Obama: MLK Would Approve of the Affordable Care Act

Washington DC

This week — August 28, to be precise — marks the 50th anniversary of Martin Luther King Jr.’s historic “I Have a Dream” speech, a part of the larger March on Washington D.C. for Jobs and Freedom demonstration. To this day, it remains one the largest political rallies for human rights in United States history.

As the capital honored the civil rights leader today, his name has dotted recent political rhetoric. In fact, the administration is working to tie the celebration of the anniversary of the March on Washington to the implementation of the Affordable Care, as a recent radio interview of President Barack Obama shows.

During the interview, which aired on Tuesday, the president said he believed King would approve of his signature health care reform. “I think he understood that health care, health security is not a privilege; it’s something that in a country as wealthy as ours, everybody should have access to,” he told hosts Tom Joyner and Sybil Wilkes, speaking from the White House. Given that the administration has described affordable health care as a right, it follows that the memory of a man whose words awakened a whole generation to the injustices perpetrated in the United States be invoked at a time when the Obama administration is looking to encourage Americans to sign up for health insurance coverage on the exchanges mandated by the Affordable Care Act.

When asked what he thought Dr. King would have said about our progress towards his dream, Obama said: “I don’t think that he would look and say nothing has changed.” But, he would also say, added Obama, that “when it comes to the economy, when it comes to inequality, when it comes to wealth, when it comes to the challenges that inner cities experience, he would say that we have not made as much progress” in that area as we have made with civil and social justice. The question is whether the ordinary person can succeed day-to-day, and “we have not made as much progress as we need to on that,” the president continued. “I spend all my time thinking” about how the United States can “give opportunity to everybody so if they work hard they can make it in this country.”

For the president, that is where the Affordable Care Act ties into the March on Washington.
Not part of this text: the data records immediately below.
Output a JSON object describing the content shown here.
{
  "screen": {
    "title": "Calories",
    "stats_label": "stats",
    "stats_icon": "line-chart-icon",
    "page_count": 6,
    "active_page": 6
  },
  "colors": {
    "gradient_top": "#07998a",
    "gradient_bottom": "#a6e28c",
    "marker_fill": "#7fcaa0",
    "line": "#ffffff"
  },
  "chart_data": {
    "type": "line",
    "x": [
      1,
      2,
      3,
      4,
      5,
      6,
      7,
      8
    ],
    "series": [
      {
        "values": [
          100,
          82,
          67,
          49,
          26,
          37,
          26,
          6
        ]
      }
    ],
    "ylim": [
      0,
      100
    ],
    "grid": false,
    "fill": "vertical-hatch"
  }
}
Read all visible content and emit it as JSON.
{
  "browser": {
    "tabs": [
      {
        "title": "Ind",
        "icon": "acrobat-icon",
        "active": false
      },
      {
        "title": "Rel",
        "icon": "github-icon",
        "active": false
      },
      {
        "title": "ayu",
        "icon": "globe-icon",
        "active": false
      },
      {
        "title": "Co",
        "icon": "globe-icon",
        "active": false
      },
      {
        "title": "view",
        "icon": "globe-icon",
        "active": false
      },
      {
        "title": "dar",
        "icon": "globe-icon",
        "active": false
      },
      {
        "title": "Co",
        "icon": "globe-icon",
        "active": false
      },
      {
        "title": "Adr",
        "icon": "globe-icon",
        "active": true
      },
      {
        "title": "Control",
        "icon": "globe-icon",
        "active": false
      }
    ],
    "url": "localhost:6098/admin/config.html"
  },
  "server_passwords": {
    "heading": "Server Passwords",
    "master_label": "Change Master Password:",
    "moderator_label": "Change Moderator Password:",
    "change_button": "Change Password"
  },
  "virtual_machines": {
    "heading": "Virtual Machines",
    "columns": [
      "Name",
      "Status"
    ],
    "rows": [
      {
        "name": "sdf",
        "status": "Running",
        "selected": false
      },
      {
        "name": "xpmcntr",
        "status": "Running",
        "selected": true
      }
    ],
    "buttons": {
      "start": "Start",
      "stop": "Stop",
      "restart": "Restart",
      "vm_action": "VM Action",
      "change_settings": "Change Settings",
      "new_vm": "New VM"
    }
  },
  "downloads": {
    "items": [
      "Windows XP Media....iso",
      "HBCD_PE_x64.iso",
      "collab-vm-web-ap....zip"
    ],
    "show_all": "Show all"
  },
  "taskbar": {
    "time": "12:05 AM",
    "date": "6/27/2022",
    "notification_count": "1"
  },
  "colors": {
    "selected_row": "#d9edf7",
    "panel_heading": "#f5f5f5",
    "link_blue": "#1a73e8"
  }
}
Obamacare will enable “anybody” who does not have health insurance in this country to “be able to get it an affordable rate.”

Obama did not only present the health reform as a civil right, but as a common sense measure. It gives individuals the security that they are not going to lose their house or go bankrupt if they get sick or have an accident, he said. “If you have an accident, if you get an illness, you may have $5,000 out-of-pocket, $10,000 out-of-pocket. It might wipe out your savings.  You might not be able to pay rent.”

His words were particularly aimed at young people, who often go without insurance for the simple reason that it seems to be an unnecessary expense. According to estimates made by the Obama administration, approximately 7 million people will sign up for coverage via the exchanges in 2014 and between 2.6 million and 2.7 million of those enrollees need to be young, cheap-to-insure, Americans for the system to work. Their insurance premiums will cover the big bills for the relatively small number of sick people that are expected to sign up relatively quickly via the exchanges.

“For a lot of people, it will be cheaper than your cell phone bill, and as a consequence you’ll be getting free prevention, free checkups,” he said. The key is “just signing folks up,” he continued. “And we’re really counting on everybody out there to get informed. If you know what it’s about and you screen out all the misinformation, you’ll discover this is something that really is going to help millions of people.”

In her contribution to a series of blog posts written by administration officials in recognition of the 50th anniversary of the historic March on Washington, Health and Human Services Secretary Kathleen Sebelius employed a phrase from King’s speech to argue in favor of Obamacare.

“When Dr. Martin Luther King, Jr. spoke at the March on Washington, he described a ‘fierce urgency of now.’ He reminded a divided nation that we need one another, and that we are stronger when we march forward, together. ‘We cannot walk alone,’ he said. ‘“And as we walk, we must make the pledge that we shall march ahead. We cannot turn back,’” she wrote.

“A half century later, Dr. King’s words have renewed meaning,” Sebelius continued, meaning for every child in America “whose health lies in the balance,” for everyone “who lives day-after-day in fear because they do not have insurance,” and for every parent who has faced bankruptcy because of unaffordable medical bills.

In her estimation, without the freedom that comes from having access to quality health care, “there is no opportunity to live the American dream.”